Another promising sign at the Spring Game was the play of Robert Francois and Mike McLaughlin. Francois, a sophomore next year, was impossible to ignore on Saturday as he was in on just as many plays as Dunbar and Pruitt. His best highlight came on a third-down play in the first half when he left his feet to crush Ryan Thompson as the tight-end tried to haul in a pass. Francois jarred the ball loose and forced the Maroon to concede the possession (Johnny Ayers was busy playing baseball next door, so punts were walked off by about 40 yards downfield).

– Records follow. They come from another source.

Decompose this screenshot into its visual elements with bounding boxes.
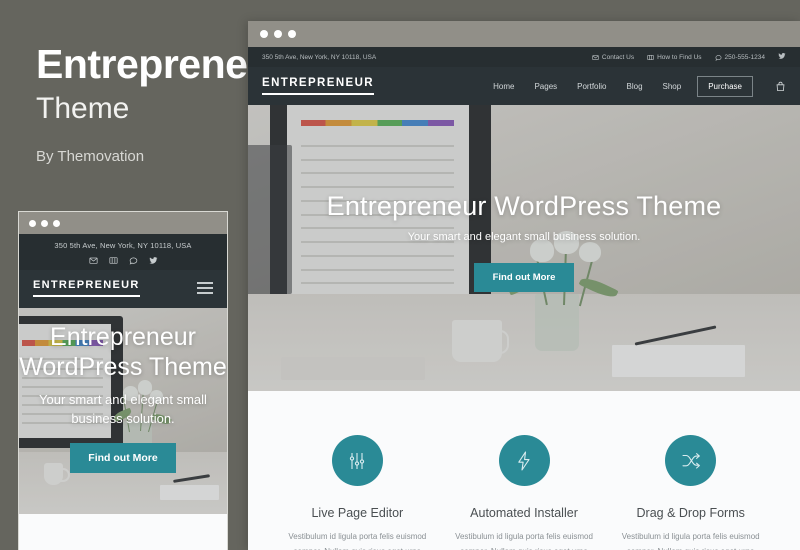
map-icon [647,54,654,61]
hero-content: Entrepreneur WordPress Theme Your smart … [248,105,800,292]
mobile-social-icons [23,256,223,265]
feature-title: Drag & Drop Forms [636,506,745,520]
feature-title: Automated Installer [470,506,578,520]
feature-text: Vestibulum id ligula porta felis euismod… [621,532,760,550]
window-dot-minimize[interactable] [274,30,282,38]
feature-automated-installer: Automated Installer Vestibulum id ligula… [441,435,608,550]
envelope-icon[interactable] [88,256,98,265]
purchase-button[interactable]: Purchase [697,75,753,97]
topbar-contact-us[interactable]: Contact Us [592,54,634,61]
nav-item-pages[interactable]: Pages [524,82,567,91]
window-dot-close[interactable] [260,30,268,38]
nav-item-portfolio[interactable]: Portfolio [567,82,616,91]
mobile-hero-title: Entrepreneur WordPress Theme [19,323,227,381]
mobile-preview-window: 350 5th Ave, New York, NY 10118, USA ENT… [18,211,228,550]
hero-title: Entrepreneur WordPress Theme [326,191,722,221]
desktop-window-chrome [248,21,800,47]
mobile-topbar: 350 5th Ave, New York, NY 10118, USA [19,234,227,270]
nav-item-home[interactable]: Home [483,82,524,91]
burger-line [197,292,213,294]
feature-title: Live Page Editor [311,506,404,520]
shuffle-icon [665,435,717,486]
site-logo[interactable]: ENTREPRENEUR [262,77,375,95]
topbar-link-label: How to Find Us [657,53,702,61]
topbar-link-label: Contact Us [601,53,635,61]
twitter-icon[interactable] [778,52,786,62]
topbar-how-to-find-us[interactable]: How to Find Us [647,53,702,61]
twitter-icon[interactable] [148,256,158,265]
mobile-hero-content: Entrepreneur WordPress Theme Your smart … [19,308,227,473]
site-topbar: 350 5th Ave, New York, NY 10118, USA Con… [248,47,800,67]
shopping-bag-icon[interactable] [775,81,786,92]
find-out-more-button[interactable]: Find out More [473,263,575,292]
burger-line [197,287,213,289]
window-dot-minimize[interactable] [41,219,48,227]
hamburger-menu-icon[interactable] [197,282,213,294]
features-section: Live Page Editor Vestibulum id ligula po… [248,391,800,550]
map-icon[interactable] [108,256,118,265]
feature-text: Vestibulum id ligula porta felis euismod… [288,532,427,550]
sliders-icon [331,435,383,486]
topbar-phone-number[interactable]: 250-555-1234 [714,53,765,61]
nav-item-shop[interactable]: Shop [653,82,692,91]
hero-subtitle: Your smart and elegant small business so… [407,231,641,243]
envelope-icon [592,54,599,61]
burger-line [197,282,213,284]
mobile-navbar: ENTREPRENEUR [19,270,227,308]
window-dot-close[interactable] [29,219,36,227]
nav-item-blog[interactable]: Blog [617,82,653,91]
topbar-address: 350 5th Ave, New York, NY 10118, USA [262,53,377,61]
topbar-link-label: 250-555-1234 [724,53,765,61]
mobile-site-logo[interactable]: ENTREPRENEUR [33,279,140,297]
window-dot-maximize[interactable] [288,30,296,38]
chat-icon [714,54,722,61]
mobile-hero-section: Entrepreneur WordPress Theme Your smart … [19,308,227,514]
window-dot-maximize[interactable] [53,219,60,227]
topbar-links: Contact Us How to Find Us 250-555-1234 [592,52,786,62]
feature-live-page-editor: Live Page Editor Vestibulum id ligula po… [274,435,441,550]
mobile-window-chrome [19,212,227,234]
mobile-address-text: 350 5th Ave, New York, NY 10118, USA [54,241,192,250]
mobile-below-fold [19,514,227,532]
desktop-preview-window: 350 5th Ave, New York, NY 10118, USA Con… [248,21,800,550]
feature-text: Vestibulum id ligula porta felis euismod… [455,532,593,550]
feature-drag-and-drop-forms: Drag & Drop Forms Vestibulum id ligula p… [607,435,774,550]
mobile-hero-subtitle: Your smart and elegant small business so… [39,392,207,426]
main-navigation: Home Pages Portfolio Blog Shop Purchase [483,75,786,97]
lightning-bolt-icon [498,435,550,486]
mobile-find-out-more-button[interactable]: Find out More [70,442,176,473]
chat-icon[interactable] [129,256,138,265]
hero-section: Entrepreneur WordPress Theme Your smart … [248,105,800,391]
site-navbar: ENTREPRENEUR Home Pages Portfolio Blog S… [248,67,800,105]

McLaughlin played for the Maroon Team and, although he wasn't as recognizable as the other three, made some noise on the following possession when he blitzed through the middle and stopped A.J. Brooks dead in his tracks for a loss. Redshirted his freshman year, McLaughlin will probably be used quite frequently in '06 as O'Brien looks to add depth to the depleted linebacker position.
Although he played in Maroon's defensive backfield on Saturday due to a number of injuries, Kevin Akins has also seen time this spring as a linebacker. The coaching staff tested Akins' pass rush ability during the spring game by blitzing him from the safety spot as often as they might a linebacker and he proved he could handle his assignment by making a number of backfield tackles. Freshman Garrett Seeger is another candidate to convert from safety to linebacker and serve as a backup next fall.
As for the incoming class of freshman, the Eagles have a few talented ‘backers waiting to explode on the scene. But we won't get our first look at them in Maroon and Gold until they arrive this summer.